[Montréal, Québec, Canada -4°C] It’s refreshing to see a major international media network devoting and entire show about the present situation in Sudan four months before the country holds its first multi-party general elections in 24 years.
Al Jazeera’s Inside Story asks if Sudan’s elections can take place on time without a reform to the electoral laws. In this episode, aired yesterday, (Tuesday Dec. 8, 2009) included a discussion with:
- Abdelwahab El-Affendi Senior Research Fellow at the University of Westminster Centre for the Study of Democracy who was in London England;
- Rabie Abdul Atti, Advisor to Sudan’s Ministry of Information who was in Khartoum, Sudan; and
- Ali Al Haj Mohamed, the Deputy Secretary General of Sudan’s Popular Congress Party who was in Bonn, Germany.
A state of mistrust between the partners for peace currently ruling Sudan has put the old North/South rivals back on a collison course.

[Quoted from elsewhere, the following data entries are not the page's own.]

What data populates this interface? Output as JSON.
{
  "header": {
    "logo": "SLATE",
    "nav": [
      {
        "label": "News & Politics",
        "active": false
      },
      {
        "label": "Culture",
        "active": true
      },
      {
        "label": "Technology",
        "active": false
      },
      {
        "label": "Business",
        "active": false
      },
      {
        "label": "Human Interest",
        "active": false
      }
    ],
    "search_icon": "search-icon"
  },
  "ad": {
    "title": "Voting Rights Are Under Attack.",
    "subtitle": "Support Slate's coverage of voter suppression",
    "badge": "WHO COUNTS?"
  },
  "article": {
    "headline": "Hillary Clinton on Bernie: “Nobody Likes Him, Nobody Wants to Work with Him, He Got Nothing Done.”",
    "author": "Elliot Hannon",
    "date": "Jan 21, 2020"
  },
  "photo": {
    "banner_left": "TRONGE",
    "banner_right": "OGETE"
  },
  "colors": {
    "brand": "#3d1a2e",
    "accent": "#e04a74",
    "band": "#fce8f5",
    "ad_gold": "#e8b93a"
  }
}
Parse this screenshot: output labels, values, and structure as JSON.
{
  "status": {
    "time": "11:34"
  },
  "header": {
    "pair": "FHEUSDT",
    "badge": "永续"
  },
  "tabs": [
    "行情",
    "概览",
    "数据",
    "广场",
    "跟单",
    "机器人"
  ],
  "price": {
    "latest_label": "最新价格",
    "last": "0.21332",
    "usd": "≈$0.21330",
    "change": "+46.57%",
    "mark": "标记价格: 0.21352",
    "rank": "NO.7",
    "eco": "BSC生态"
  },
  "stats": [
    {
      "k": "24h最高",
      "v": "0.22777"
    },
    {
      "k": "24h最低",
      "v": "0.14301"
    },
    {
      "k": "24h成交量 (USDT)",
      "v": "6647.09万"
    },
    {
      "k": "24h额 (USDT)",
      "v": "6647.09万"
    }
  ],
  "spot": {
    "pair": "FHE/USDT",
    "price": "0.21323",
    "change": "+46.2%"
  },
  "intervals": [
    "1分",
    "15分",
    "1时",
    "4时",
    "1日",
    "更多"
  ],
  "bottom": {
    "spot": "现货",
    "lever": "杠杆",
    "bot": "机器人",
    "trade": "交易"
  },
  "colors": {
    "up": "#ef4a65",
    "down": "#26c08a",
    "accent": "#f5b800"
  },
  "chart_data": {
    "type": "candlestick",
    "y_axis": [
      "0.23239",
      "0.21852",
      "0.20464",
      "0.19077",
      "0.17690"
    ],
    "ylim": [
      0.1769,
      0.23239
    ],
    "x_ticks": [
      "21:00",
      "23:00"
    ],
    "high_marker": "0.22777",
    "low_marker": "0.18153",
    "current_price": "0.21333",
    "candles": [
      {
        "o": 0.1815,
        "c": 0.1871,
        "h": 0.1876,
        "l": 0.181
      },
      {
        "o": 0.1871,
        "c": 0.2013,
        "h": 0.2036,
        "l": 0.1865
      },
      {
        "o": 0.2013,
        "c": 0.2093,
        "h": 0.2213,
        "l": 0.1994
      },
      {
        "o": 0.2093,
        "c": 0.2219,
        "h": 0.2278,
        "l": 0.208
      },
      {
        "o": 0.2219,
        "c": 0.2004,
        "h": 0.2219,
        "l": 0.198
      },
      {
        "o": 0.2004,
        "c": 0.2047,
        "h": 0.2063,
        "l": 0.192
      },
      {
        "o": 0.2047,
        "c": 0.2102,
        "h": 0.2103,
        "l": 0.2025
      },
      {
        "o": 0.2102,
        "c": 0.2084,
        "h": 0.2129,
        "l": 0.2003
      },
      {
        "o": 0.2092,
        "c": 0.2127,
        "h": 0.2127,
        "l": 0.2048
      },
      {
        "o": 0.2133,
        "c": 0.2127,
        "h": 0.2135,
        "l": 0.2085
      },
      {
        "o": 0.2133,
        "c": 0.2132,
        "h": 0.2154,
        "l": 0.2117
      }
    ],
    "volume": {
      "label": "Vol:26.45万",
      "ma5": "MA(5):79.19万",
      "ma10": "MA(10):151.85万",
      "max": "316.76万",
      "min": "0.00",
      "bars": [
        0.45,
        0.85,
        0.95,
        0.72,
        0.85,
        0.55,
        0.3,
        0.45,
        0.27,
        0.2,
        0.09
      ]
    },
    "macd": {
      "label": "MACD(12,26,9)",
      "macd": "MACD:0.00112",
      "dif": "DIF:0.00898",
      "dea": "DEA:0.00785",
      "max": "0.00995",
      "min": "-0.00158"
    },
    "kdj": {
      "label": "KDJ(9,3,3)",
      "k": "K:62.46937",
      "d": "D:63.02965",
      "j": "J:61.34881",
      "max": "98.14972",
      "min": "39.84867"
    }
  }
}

Three senior leaders of the southern Sudan People’s Liberation Movement (SPLM) were briefly held on Monday in a police crackdown against opposition protests which demanded changes to the country’s electoral law.
Salva Kiir, the president of South Sudan, condemned the arrests, saying they broke the Comprehensive Peace Agreement (CPA) of 2005 that ended a devastating 22-year civil war between North and South. Police had announced that the electoral reform demonstrations would be considered illegal. However, several hundred opposition protesters marched through the streets of Khartoum and Omdurman, waving placards and chanting: “We want our freedom.”
The SPLM and the ruling NCP of Omar al-Bashir, the president of Sudan, have failed to agree on democratic reforms ahead of elections next April.